Corona bahkan merombak sendi-sendi kehidupan sosial, bahkan kehidupan beragama kita sekalipun. Jika dulu berkumpul silaturrahim adalah nilai yang baik, kini justeru dianggap nilai yang harus dihindari. Sebelum Corona jabat tangan itu menggugurkan dosa-dosa. Saat ini jabatan tangan bisa jadi sumber dosa.
Dalam kehidupan beragama, tatanan ibadah juga banyak berubah. Masjid-masjid yang harusnya dmakmurkan dengan keramaian saat ini justeru dianjurkan untuk mengurangi keramaian. Bahkan jarak shof sholat yang harusnya berdekatan sebagai bagian dari kesempurnaan sholat, kini dianjurkan untuk berjauhan.

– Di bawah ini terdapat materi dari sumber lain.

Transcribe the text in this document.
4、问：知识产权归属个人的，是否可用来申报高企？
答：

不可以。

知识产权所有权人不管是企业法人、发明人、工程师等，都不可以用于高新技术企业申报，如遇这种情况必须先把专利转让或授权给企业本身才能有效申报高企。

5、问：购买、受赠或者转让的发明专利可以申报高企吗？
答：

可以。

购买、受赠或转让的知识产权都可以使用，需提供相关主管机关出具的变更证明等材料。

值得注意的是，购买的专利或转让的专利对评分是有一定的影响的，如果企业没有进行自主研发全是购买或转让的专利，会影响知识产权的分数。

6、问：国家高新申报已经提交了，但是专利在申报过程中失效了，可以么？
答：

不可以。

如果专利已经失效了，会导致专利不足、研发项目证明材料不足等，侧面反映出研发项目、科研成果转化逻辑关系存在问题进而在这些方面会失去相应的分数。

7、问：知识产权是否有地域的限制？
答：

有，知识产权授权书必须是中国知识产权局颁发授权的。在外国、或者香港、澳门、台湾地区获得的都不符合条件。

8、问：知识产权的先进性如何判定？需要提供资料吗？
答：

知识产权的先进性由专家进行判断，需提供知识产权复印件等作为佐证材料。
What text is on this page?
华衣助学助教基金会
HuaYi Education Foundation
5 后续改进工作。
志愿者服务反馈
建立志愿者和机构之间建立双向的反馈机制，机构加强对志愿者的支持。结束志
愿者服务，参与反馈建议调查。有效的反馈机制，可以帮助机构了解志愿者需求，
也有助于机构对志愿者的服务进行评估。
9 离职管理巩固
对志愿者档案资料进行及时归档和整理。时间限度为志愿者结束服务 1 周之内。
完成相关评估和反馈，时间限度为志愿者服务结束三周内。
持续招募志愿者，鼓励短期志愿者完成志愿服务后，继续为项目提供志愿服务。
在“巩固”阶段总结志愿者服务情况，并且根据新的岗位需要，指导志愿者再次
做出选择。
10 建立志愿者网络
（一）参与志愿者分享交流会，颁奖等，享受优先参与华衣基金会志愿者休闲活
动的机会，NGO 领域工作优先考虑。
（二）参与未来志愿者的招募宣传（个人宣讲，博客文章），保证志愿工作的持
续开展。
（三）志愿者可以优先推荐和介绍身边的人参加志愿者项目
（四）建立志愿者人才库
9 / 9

Bahkan dalam sejarah panjang agama ini baru kali ini masjid-masjid sempat ditutup. Bahkan masjidil Haram dan masjid Nabawi juga sempat ditutup beberapa waktu. Ramadan tidak lagi diramaikan dengan tarawih berjamaah dan kegiatan Ramadan lainnya. Bahkan sholat eid juga dilakukan dengan sangat sederhana.
Di berbagai belahan dunia masih banyak manusia yang berjuang untuk mendapatkan hak-hak dasarnya (HAM). Dari Myanmar, Kashmir, Uighur, hingga yang paling klasik Saudara-Saudara kita di Palestina, semuanya masih berada dalam situasi terbelenggu. Mereka dan banyak lagi di berbagai belahan dunia adalah orang-orang yang tidak memiliki hak-hak setara dengan manusia lainnya.
Saudara-Saudara kita warga warga Rohingyah di Myanmar hingga saat ini masih terbengkalai tidak menentu di berbagai tempat yang menyedihkan. Di Bangladesh mereka ditempatkan di lokalitas-lokalitas yang rawan banjir dan penyakit. Tapi yang terpenting mereka belum mendapatka status kewarga negaraan mereka. Hewan saja ada identitas kepemilikan. Tapi warga Rohingyah tidak mau diakui oleh siapapun.